The most influential forensics were literally just building rooms in a laboratory setting, like a large warehouse, and furnishing them like a normal bedroom would be furnished and lighting them on fire and watching what happened. A lot of things were learned merely by observation.
Do you ever worry about getting a case wrong in the past based on faulty assumptions?
Myself, not so much. I was in on the beginning of a curve of forensics becoming a large part of our industry.
A 1991 arson case out of Texas has gotten tremendous attention because of allegations that a faulty arson investigation sent an innocent man to be executed. The case raises questions about the validity of assumptions about arson. How has it affected your world?
Fire investigators weren’t awakened by that incident. It was something we’ve been aware of: For many years, we’ve been conscious of the need to prove our process and use a methodology that’s testable and can withstand a challenge. A lot of the older assumptions were shown to be wrong. By making fire investigation more scientific, by doing the testing and observing fire behavior and confirming these things through instrumentation and laboratory analysis, we’ve gained confidence that we’re making the correct calls.
Have defense lawyers been going after arson investigators more often?
It’s more routine that we’re being challenged. Twenty years ago, the legal community didn’t know what to ask. Nobody understood it.
What’s the main motivation for people who set fires?
The most common reason that people start fires is out of spite or anger. It’s a man and wife, or boyfriend and girlfriend, or one gang against another gang, or a customer against a business owner. It’s out of emotion, which is good for us because it makes it easier for us to solve. The parties involved generally have an idea that there’s an ongoing dispute, giving us a road to go down.
There are those who light fires just for the enjoyment, and since there’s no rhyme or reason for that, they’re much more difficult to solve.
What about people who set fires for a thrill? Do you have a sense about what’s behind their actions?
It’s well documented that some people use fire to feel cleansed. They have a compulsion that until they light a fire, they just can’t calm down. When they light a fire, they feel cleansed and calm. And then when it starts to build up, eventually they have to start another fire.
Some people just like the attention, the fire engines showing up and the excitement. But a lot of people never say what’s on their mind.
What do people misunderstand about fire?
People will see fire in one area of the house, and they’ll run out and then they have a second thought. They think they could go in and get their purse, their keys or their dog. They think they have time but they realize, sometimes too late, that there’s no safe time period to be inside.
People don’t realize how quickly a fire will get from one area to another, especially with the fuels that we have in modern furnishings. Twenty, 30, 40 years ago, everything was cotton, linen and canvas and all of these natural fibers that burn relatively slowly. Now everything is plastic, and it burns and liquefies, becoming a pool of ignitable liquid.

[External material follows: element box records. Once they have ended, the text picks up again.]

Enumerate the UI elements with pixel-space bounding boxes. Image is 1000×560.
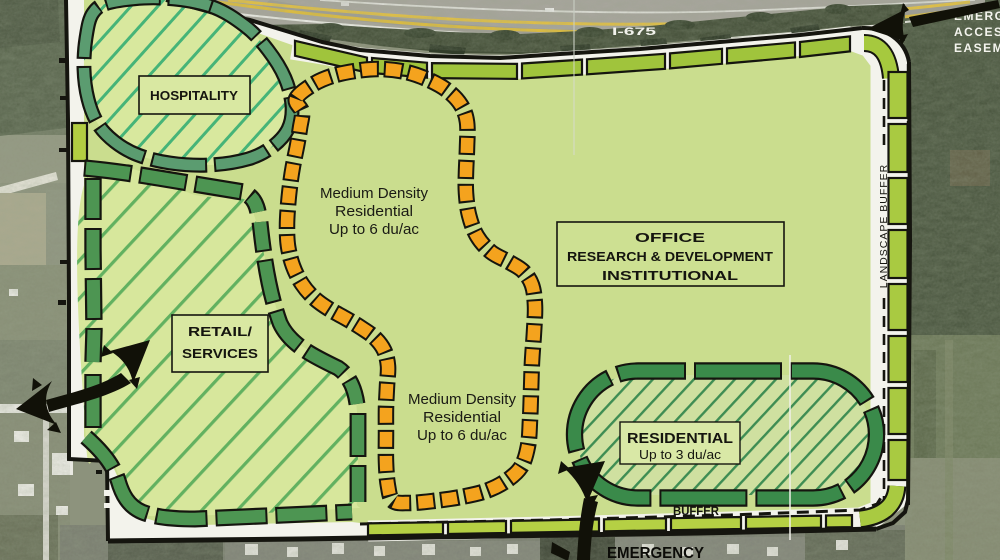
svg-text:EASEME: EASEME: [954, 41, 1000, 55]
svg-text:RESEARCH & DEVELOPMENT: RESEARCH & DEVELOPMENT: [567, 250, 773, 264]
svg-text:Medium Density: Medium Density: [408, 392, 517, 408]
svg-text:HOSPITALITY: HOSPITALITY: [150, 88, 238, 103]
svg-text:INSTITUTIONAL: INSTITUTIONAL: [602, 269, 739, 283]
svg-text:LANDSCAPE BUFFER: LANDSCAPE BUFFER: [878, 164, 890, 289]
svg-text:Up to 3 du/ac: Up to 3 du/ac: [639, 447, 722, 462]
svg-text:RETAIL/: RETAIL/: [188, 324, 252, 339]
svg-text:Up to 6 du/ac: Up to 6 du/ac: [417, 428, 507, 444]
svg-text:SERVICES: SERVICES: [182, 346, 258, 361]
svg-text:BUFFER: BUFFER: [673, 506, 720, 518]
svg-text:EMERGENCY: EMERGENCY: [607, 545, 704, 560]
svg-text:ACCESS: ACCESS: [954, 25, 1000, 39]
svg-text:RESIDENTIAL: RESIDENTIAL: [627, 430, 733, 447]
svg-text:Up to 6 du/ac: Up to 6 du/ac: [329, 222, 419, 238]
svg-text:Residential: Residential: [335, 204, 413, 220]
svg-text:I-675: I-675: [612, 26, 656, 38]
svg-text:Residential: Residential: [423, 410, 501, 426]
svg-text:Medium Density: Medium Density: [320, 186, 429, 202]
svg-text:OFFICE: OFFICE: [635, 231, 705, 245]
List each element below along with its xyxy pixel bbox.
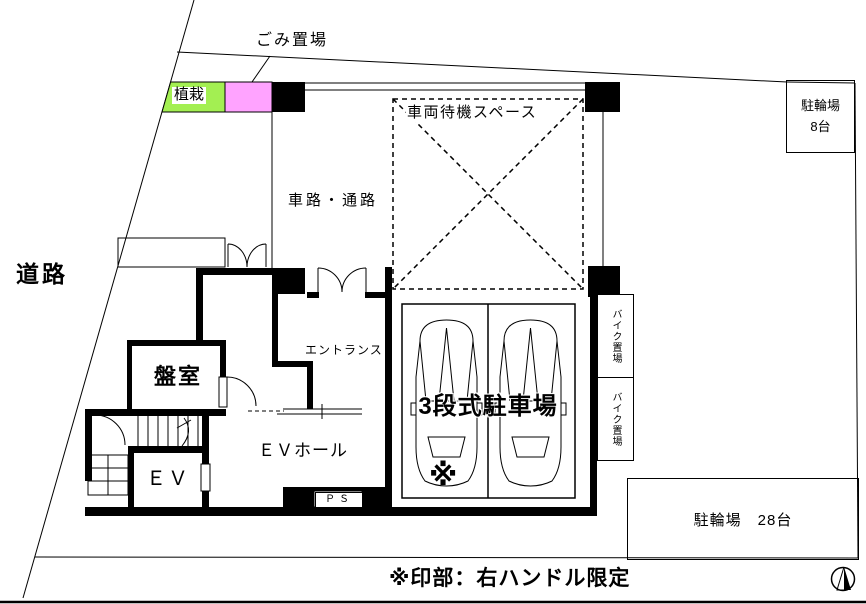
entrance-label: エントランス (305, 344, 383, 357)
bottom-note: ※印部：右ハンドル限定 (389, 567, 630, 590)
bicycle-parking-8-name: 駐輪場 (801, 96, 840, 117)
road-label: 道路 (16, 262, 68, 287)
canopy-outline (118, 238, 225, 267)
elevator-label: ＥＶ (146, 468, 190, 490)
driveway-label: 車路・通路 (288, 193, 378, 210)
bike-parking-lower-box: バイク置場 (597, 377, 634, 461)
planting-label: 植栽 (172, 87, 206, 104)
stair-treads (138, 415, 198, 446)
bike-parking-upper-box: バイク置場 (597, 294, 634, 378)
switchback-stair (88, 455, 128, 495)
bicycle-parking-8-capacity: 8台 (810, 117, 830, 138)
garbage-area-label: ごみ置場 (256, 32, 328, 50)
triple-parking-label: 3段式駐車場 (400, 394, 576, 420)
asterisk-mark: ※ (429, 461, 457, 493)
bicycle-parking-28-box: 駐輪場 28台 (627, 478, 859, 560)
column-top-mid (272, 82, 305, 112)
panel-room-label: 盤室 (154, 365, 202, 389)
vehicle-waiting-space-label: 車両待機スペース (406, 105, 538, 122)
garbage-leader-line (252, 56, 270, 82)
north-compass-icon (832, 567, 855, 591)
vehicle-waiting-space-outline (393, 99, 583, 289)
sliding-door (248, 404, 362, 419)
bicycle-parking-28-label: 駐輪場 28台 (694, 509, 793, 530)
ev-hall-label: ＥＶホール (258, 442, 348, 461)
pipe-space-label: ＰＳ (315, 492, 363, 508)
bicycle-parking-8-box: 駐輪場 8台 (786, 80, 855, 153)
garbage-box-area (225, 82, 272, 112)
site-plan: 道路 ごみ置場 植栽 車路・通路 車両待機スペース 駐輪場 8台 バイク置場 バ… (0, 0, 866, 604)
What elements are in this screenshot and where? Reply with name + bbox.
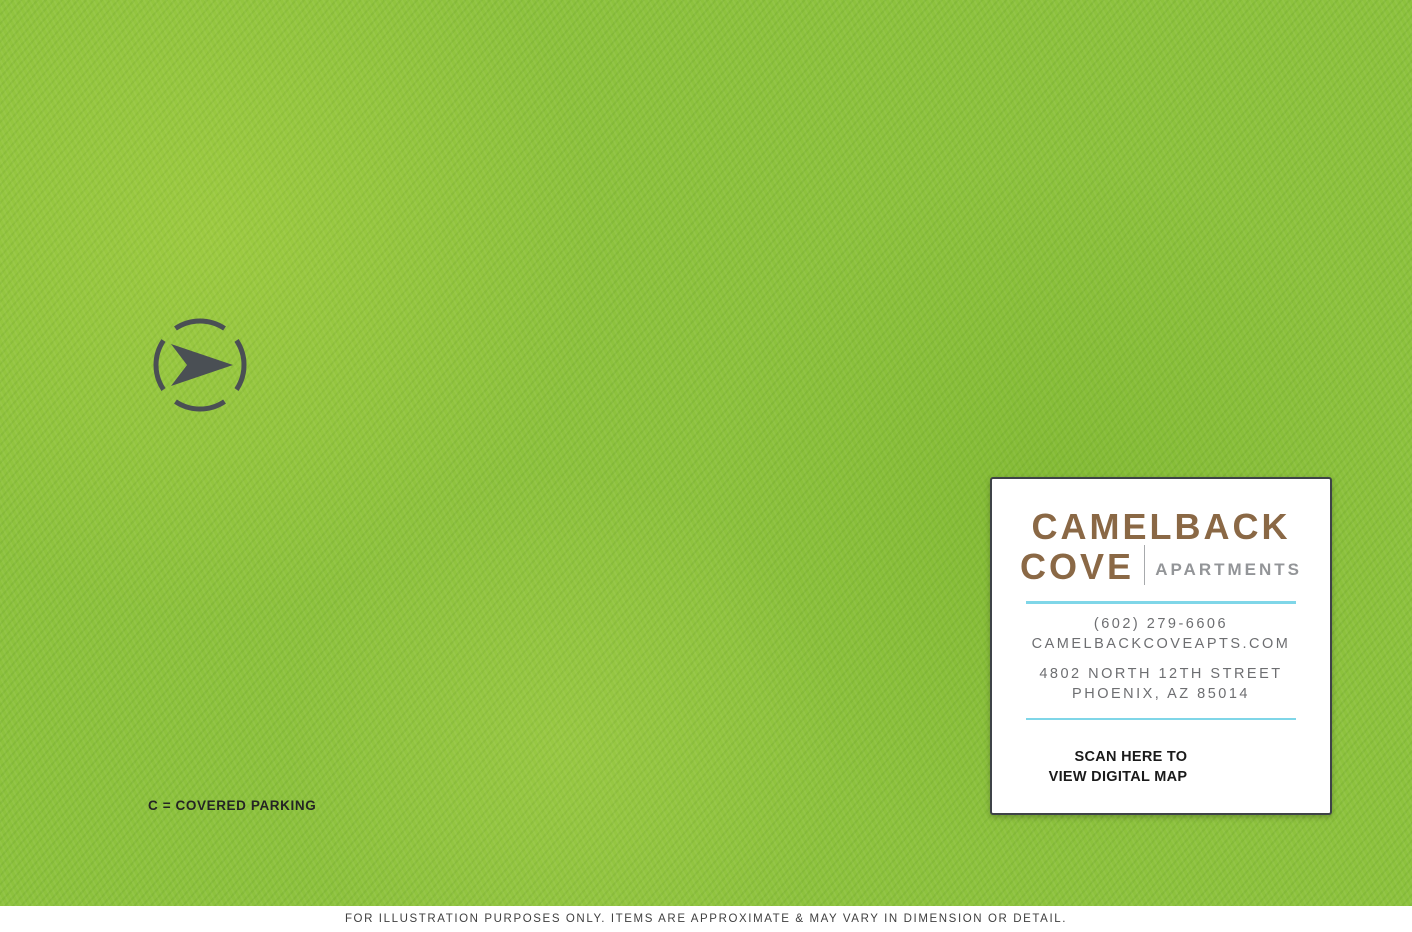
qr-code bbox=[1201, 732, 1273, 804]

What’s another myth about fire?
If a fire starts in a corner of a room, the general thought by the lay public is that it will burn in the corner, then spread to something next to that, and slowly work its way across the room. That gives you the impression that if you’re on the other side of the room, you’ll have time before you have to get out.
But in reality, all of the heat is going up and hitting the ceiling, equalizing across the whole room and heating it. It’s like pouring liquid on the floor, but backwards.
As soon as everything heats up to the ignition temperature for ordinary combustibles, flashover happens and they all go off at more or less the same time. The progression is very fast. In the average bedroom, it’s common to have flashover three-to-four minutes after a fire starts. It’s like a big broiler.